From the February 2017 issue:
Well over 99 percent of the 2 million-plus people working in the federal government are career officials. Even in the White House, where the president has far more say over personnel, career officials dominate: Of the 1,800 or so people who work for the Executive Office of the President, approximately two-thirds of them are career. The vast majority of people working at the largest offices within the EOP—the Office of Management and Budget, the National Security Council, and the U.S. Trade Representative’s office—are career officials.
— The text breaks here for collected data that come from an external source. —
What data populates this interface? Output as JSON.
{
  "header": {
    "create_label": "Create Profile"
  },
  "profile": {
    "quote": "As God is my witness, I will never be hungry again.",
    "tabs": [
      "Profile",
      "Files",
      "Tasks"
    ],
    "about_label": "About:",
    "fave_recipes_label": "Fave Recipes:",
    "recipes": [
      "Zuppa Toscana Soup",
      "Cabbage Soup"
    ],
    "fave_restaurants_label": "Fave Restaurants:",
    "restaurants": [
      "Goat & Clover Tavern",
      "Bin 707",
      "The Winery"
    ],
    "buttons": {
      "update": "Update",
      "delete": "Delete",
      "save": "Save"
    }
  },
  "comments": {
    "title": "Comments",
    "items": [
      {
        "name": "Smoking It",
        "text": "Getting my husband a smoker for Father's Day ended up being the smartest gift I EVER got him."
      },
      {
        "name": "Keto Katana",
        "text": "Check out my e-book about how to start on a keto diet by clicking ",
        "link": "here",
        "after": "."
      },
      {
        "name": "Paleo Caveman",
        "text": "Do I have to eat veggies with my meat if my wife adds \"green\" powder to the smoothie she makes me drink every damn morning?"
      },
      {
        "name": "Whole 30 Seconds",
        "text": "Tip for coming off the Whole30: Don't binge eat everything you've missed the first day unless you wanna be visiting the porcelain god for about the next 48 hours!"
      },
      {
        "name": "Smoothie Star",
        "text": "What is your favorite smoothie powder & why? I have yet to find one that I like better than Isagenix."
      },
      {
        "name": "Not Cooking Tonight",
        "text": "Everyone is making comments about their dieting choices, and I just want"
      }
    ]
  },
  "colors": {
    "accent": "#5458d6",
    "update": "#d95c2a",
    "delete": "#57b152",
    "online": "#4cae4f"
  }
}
Many are dedicated professionals who work long hours and are extremely knowledgeable in their areas. This is especially true in the White House, where career officials tend to be the best of the best, hard-working and talented. But it is also true among the highest echelons at most departments, the SES, or Senior Executive Service. Top career officials I worked with at HHS could have made vastly more money working in the private sector but chose to dedicate significant portions of their careers to public service. The political scientist John DiIulio has written a thoughtful book, Bring Back the Bureaucrats, arguing that we need more, not fewer, career officials, to accomplish all of the tasks that Congress has assigned to the administrative state. Regardless of whether you accept his argument, it is clear that career officials do dominate the federal government, and presidential administrations need to take that into account. To be a successful political appointee, you had best learn not only how to work with, but also how to get the most from, career officials.